Do the Thrift Savings Plan’s Lifecycle (L) Funds work as advertised? They sure do! The L Funds are what is called “target date” funds, and are a method of allocating investments in one’s TSP account based on how far the participant is from needing the money. Here’s how the TSP describes the L funds on their website: “The L Funds, or ‘Lifecycle’ funds, use professionally determined investment mixes that are tailored to meet investment objectives based on various time horizons. The objective is to strike an optimal balance between the expected risk and return associated with each fund.”

The TSP didn’t unnecessarily complicate matters when they introduced the L Funds. What they did was take the five basic funds (C, S, I, F and G) and combine them in different percentages within each of the five L Funds. Conceptually, the individual who is about to retire would choose the L Income or the L 2020 Fund, while the kid we hired last Monday would elect to invest in the L 2050 Fund. In fact, new employees are automatically enrolled in the age-appropriate L Fund at a 3% contribution rate, scheduled to increase to 5% by 2020. The design of the L Funds is based on the commonly accepted investing wisdom that one should get progressively more conservative in their investment allocations as they near their goal.

In 2020 the L Funds will change from 10-year intervals to 5-year intervals.

The L funds are re-balanced on a daily basis and all except the L Income fund are adjusted (towards a more conservative allocation) on a quarterly basis. The following allocations are from April 2019.

Fund Need Money C S I F G
L Income Now 10.79% 2.70% 7.26% 5.94% 73.31%
L 2020 2015 to 2024 14.50% 3.74% 9.83% 6.20% 65.73%
L 2030 2025 to 2034 30.48% 8.60% 21.04% 6.96% 32.92%
L 2040 2035 to 2044 35.82% 10.82% 25.11% 7.49% 20.76%
L 2050 2045 + 40.06% 13.08% 28.61% 7.37% 10.88%

The value of TSP investments can fluctuate greatly and the quarterly adjustments of the L Funds’ mix is tiny (for example the S Funds percentage in the L 2030 fund will change from 8.60% in the second quarter to 8.59% in the third). That’s why the TSP re-balances each fund at the end of the business day.

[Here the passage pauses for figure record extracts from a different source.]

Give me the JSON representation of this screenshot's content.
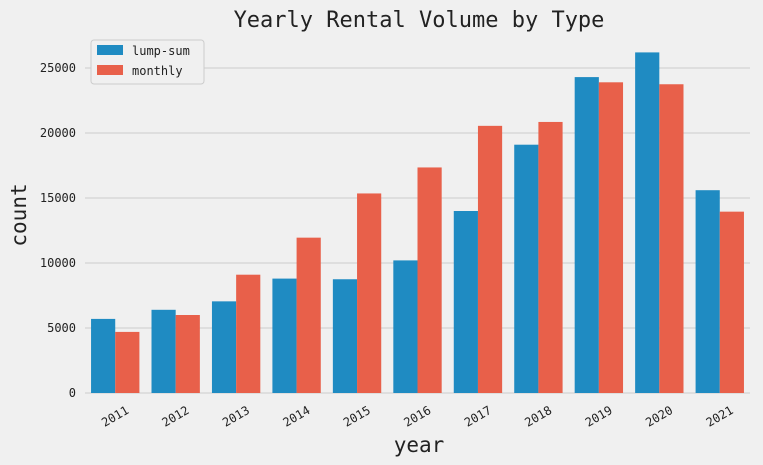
{
  "chart_data": {
    "type": "bar",
    "title": "Yearly Rental Volume by Type",
    "xlabel": "year",
    "ylabel": "count",
    "categories": [
      "2011",
      "2012",
      "2013",
      "2014",
      "2015",
      "2016",
      "2017",
      "2018",
      "2019",
      "2020",
      "2021"
    ],
    "series": [
      {
        "name": "lump-sum",
        "color": "#1f8bc2",
        "values": [
          5700,
          6400,
          7050,
          8800,
          8750,
          10200,
          14000,
          19100,
          24300,
          26200,
          15600
        ]
      },
      {
        "name": "monthly",
        "color": "#e8604a",
        "values": [
          4700,
          6000,
          9100,
          11950,
          15350,
          17350,
          20550,
          20850,
          23900,
          23750,
          13950
        ]
      }
    ],
    "ylim": [
      0,
      27000
    ],
    "yticks": [
      0,
      5000,
      10000,
      15000,
      20000,
      25000
    ],
    "grid": true,
    "legend_position": "top-left"
  }
}
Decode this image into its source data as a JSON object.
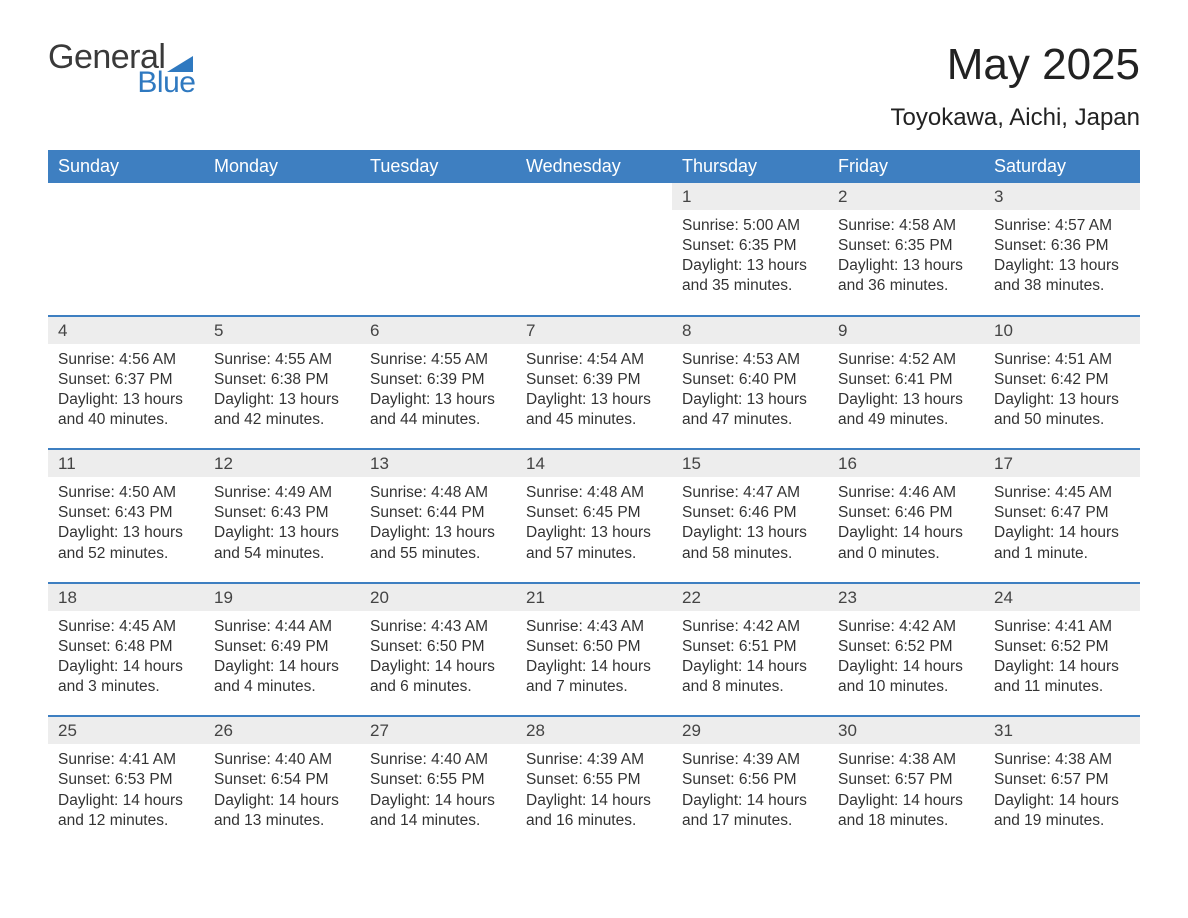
{
  "logo": {
    "word1": "General",
    "word2": "Blue",
    "mark_color": "#2f79c0",
    "text_color_primary": "#3a3a3a",
    "text_color_accent": "#2f79c0"
  },
  "title": "May 2025",
  "location": "Toyokawa, Aichi, Japan",
  "colors": {
    "header_bg": "#3e7fc1",
    "header_text": "#ffffff",
    "daynum_bg": "#ededed",
    "week_separator": "#3e7fc1",
    "body_text": "#333333",
    "page_bg": "#ffffff"
  },
  "weekdays": [
    "Sunday",
    "Monday",
    "Tuesday",
    "Wednesday",
    "Thursday",
    "Friday",
    "Saturday"
  ],
  "weeks": [
    [
      null,
      null,
      null,
      null,
      {
        "n": "1",
        "sunrise": "5:00 AM",
        "sunset": "6:35 PM",
        "daylight": "13 hours and 35 minutes."
      },
      {
        "n": "2",
        "sunrise": "4:58 AM",
        "sunset": "6:35 PM",
        "daylight": "13 hours and 36 minutes."
      },
      {
        "n": "3",
        "sunrise": "4:57 AM",
        "sunset": "6:36 PM",
        "daylight": "13 hours and 38 minutes."
      }
    ],
    [
      {
        "n": "4",
        "sunrise": "4:56 AM",
        "sunset": "6:37 PM",
        "daylight": "13 hours and 40 minutes."
      },
      {
        "n": "5",
        "sunrise": "4:55 AM",
        "sunset": "6:38 PM",
        "daylight": "13 hours and 42 minutes."
      },
      {
        "n": "6",
        "sunrise": "4:55 AM",
        "sunset": "6:39 PM",
        "daylight": "13 hours and 44 minutes."
      },
      {
        "n": "7",
        "sunrise": "4:54 AM",
        "sunset": "6:39 PM",
        "daylight": "13 hours and 45 minutes."
      },
      {
        "n": "8",
        "sunrise": "4:53 AM",
        "sunset": "6:40 PM",
        "daylight": "13 hours and 47 minutes."
      },
      {
        "n": "9",
        "sunrise": "4:52 AM",
        "sunset": "6:41 PM",
        "daylight": "13 hours and 49 minutes."
      },
      {
        "n": "10",
        "sunrise": "4:51 AM",
        "sunset": "6:42 PM",
        "daylight": "13 hours and 50 minutes."
      }
    ],
    [
      {
        "n": "11",
        "sunrise": "4:50 AM",
        "sunset": "6:43 PM",
        "daylight": "13 hours and 52 minutes."
      },
      {
        "n": "12",
        "sunrise": "4:49 AM",
        "sunset": "6:43 PM",
        "daylight": "13 hours and 54 minutes."
      },
      {
        "n": "13",
        "sunrise": "4:48 AM",
        "sunset": "6:44 PM",
        "daylight": "13 hours and 55 minutes."
      },
      {
        "n": "14",
        "sunrise": "4:48 AM",
        "sunset": "6:45 PM",
        "daylight": "13 hours and 57 minutes."
      },
      {
        "n": "15",
        "sunrise": "4:47 AM",
        "sunset": "6:46 PM",
        "daylight": "13 hours and 58 minutes."
      },
      {
        "n": "16",
        "sunrise": "4:46 AM",
        "sunset": "6:46 PM",
        "daylight": "14 hours and 0 minutes."
      },
      {
        "n": "17",
        "sunrise": "4:45 AM",
        "sunset": "6:47 PM",
        "daylight": "14 hours and 1 minute."
      }
    ],
    [
      {
        "n": "18",
        "sunrise": "4:45 AM",
        "sunset": "6:48 PM",
        "daylight": "14 hours and 3 minutes."
      },
      {
        "n": "19",
        "sunrise": "4:44 AM",
        "sunset": "6:49 PM",
        "daylight": "14 hours and 4 minutes."
      },
      {
        "n": "20",
        "sunrise": "4:43 AM",
        "sunset": "6:50 PM",
        "daylight": "14 hours and 6 minutes."
      },
      {
        "n": "21",
        "sunrise": "4:43 AM",
        "sunset": "6:50 PM",
        "daylight": "14 hours and 7 minutes."
      },
      {
        "n": "22",
        "sunrise": "4:42 AM",
        "sunset": "6:51 PM",
        "daylight": "14 hours and 8 minutes."
      },
      {
        "n": "23",
        "sunrise": "4:42 AM",
        "sunset": "6:52 PM",
        "daylight": "14 hours and 10 minutes."
      },
      {
        "n": "24",
        "sunrise": "4:41 AM",
        "sunset": "6:52 PM",
        "daylight": "14 hours and 11 minutes."
      }
    ],
    [
      {
        "n": "25",
        "sunrise": "4:41 AM",
        "sunset": "6:53 PM",
        "daylight": "14 hours and 12 minutes."
      },
      {
        "n": "26",
        "sunrise": "4:40 AM",
        "sunset": "6:54 PM",
        "daylight": "14 hours and 13 minutes."
      },
      {
        "n": "27",
        "sunrise": "4:40 AM",
        "sunset": "6:55 PM",
        "daylight": "14 hours and 14 minutes."
      },
      {
        "n": "28",
        "sunrise": "4:39 AM",
        "sunset": "6:55 PM",
        "daylight": "14 hours and 16 minutes."
      },
      {
        "n": "29",
        "sunrise": "4:39 AM",
        "sunset": "6:56 PM",
        "daylight": "14 hours and 17 minutes."
      },
      {
        "n": "30",
        "sunrise": "4:38 AM",
        "sunset": "6:57 PM",
        "daylight": "14 hours and 18 minutes."
      },
      {
        "n": "31",
        "sunrise": "4:38 AM",
        "sunset": "6:57 PM",
        "daylight": "14 hours and 19 minutes."
      }
    ]
  ],
  "labels": {
    "sunrise": "Sunrise:",
    "sunset": "Sunset:",
    "daylight": "Daylight:"
  }
}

In 2018 the year ended with the three most risky funds (C, S and I) all in negative territory. The F Fund was almost even at the end of the year, eking out a 0.15% gain, and the G Fund had its best year in a while with a return of 2.91%. If the L Funds worked as they were designed to, the conservative L Income Fund would have had the best return and the most aggressive of the funds (L 2050) would have had the worst. Well, they worked as designed; here’s the L fund returns for 2018.

1. L Income: 0.71%
2. L 2020: <- 0.36%>
3. L 2030: <- 3.58%>
4. L 2040: <- 4.89%>
5. L 2050: <- 6.02%) The L funds cushioned the blow of stock fund losses and dampened the gain of the G Fund.